Ports

Port 3306: MySQL

Default MySQL database port. Often used by apps and admin tools.

Where you will see it: You will see this in scans, firewall rules, vulnerability reports, and service configs. Treat open ports as exposure points and verify the service is expected, hardened, and restricted.

What it is

TCP port 3306 is the default port for MySQL. A port is a transport layer number used together with an IP address and a protocol such as TCP or UDP to direct traffic to the correct service on a host.

A server process binds a socket to a port and listens, while a client typically chooses an ephemeral source port for outbound connections. The combination of source and destination IP addresses, source and destination ports, and the transport protocol uniquely identifies a flow so the operating system can keep many conversations separate.

Firewalls, NAT, and scanners talk about ports because the destination port is the stable rendezvous point that exposes a service to the network. A MySQL server binds to 3306 and client applications connect from ephemeral source ports.

After the TCP handshake, the MySQL protocol handshake exchanges capabilities and authentication data, and then the client sends SQL queries while the server returns result sets.

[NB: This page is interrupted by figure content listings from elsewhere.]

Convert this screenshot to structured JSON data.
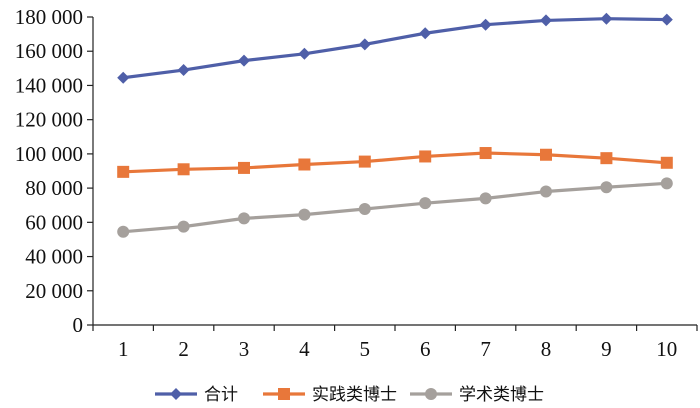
{
  "chart_data": {
    "type": "line",
    "x": [
      1,
      2,
      3,
      4,
      5,
      6,
      7,
      8,
      9,
      10
    ],
    "x_tick_labels": [
      "1",
      "2",
      "3",
      "4",
      "5",
      "6",
      "7",
      "8",
      "9",
      "10"
    ],
    "ylim": [
      0,
      180000
    ],
    "y_tick_labels": [
      "0",
      "20 000",
      "40 000",
      "60 000",
      "80 000",
      "100 000",
      "120 000",
      "140 000",
      "160 000",
      "180 000"
    ],
    "y_tick_values": [
      0,
      20000,
      40000,
      60000,
      80000,
      100000,
      120000,
      140000,
      160000,
      180000
    ],
    "grid": false,
    "legend_position": "bottom",
    "series": [
      {
        "name": "合计",
        "color": "#4f5fa8",
        "marker": "diamond",
        "values": [
          144500,
          149000,
          154500,
          158500,
          164000,
          170500,
          175500,
          178000,
          179000,
          178500
        ]
      },
      {
        "name": "实践类博士",
        "color": "#e8773a",
        "marker": "square",
        "values": [
          89500,
          91000,
          91800,
          93800,
          95500,
          98500,
          100500,
          99500,
          97500,
          94800
        ]
      },
      {
        "name": "学术类博士",
        "color": "#a5a09c",
        "marker": "circle",
        "values": [
          54500,
          57500,
          62300,
          64500,
          67800,
          71200,
          74000,
          78000,
          80500,
          82800
        ]
      }
    ]
  }
}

In real applications, connection pools keep sessions open for performance, so database exposure is often long lived and predictable, which helps defenders baseline normal behavior.

Security wise, 3306 should rarely be reachable from end user networks or the internet. If it is exposed, attackers can brute force accounts, exploit vulnerable server versions, or abuse overly privileged application credentials to exfiltrate data.

How it works in broad strokes

  1. Client opens a connection and negotiates the MySQL handshake, including capability flags.
  2. Client authenticates and then sends queries and receives results over the session.
  3. Applications often use connection pools, so one compromised app node can access the data layer continuously.

Concrete example

A web app connects to MySQL on 3306 from an app subnet. If a developer laptop can also reach 3306, credential theft on that laptop can lead directly to database access.

Why it matters

Database services are critical assets. Exposed MySQL ports invite brute force and exploit attempts. Even inside a network, broad access to 3306 increases the impact of a compromised host, so segmentation and least privilege matter.

Security angle

  • Restrict access to application subnets and require strong authentication and least privilege users.
  • Enable TLS for client connections where appropriate and patch the server regularly.
  • Monitor for unusual logins, long running queries, and data dump patterns.

Common pitfalls

  • Allowing remote root access or using shared admin accounts.
  • Exposing 3306 to the internet or to user VLANs.
  • Skipping TLS on database connections when traversing untrusted networks or shared infrastructure.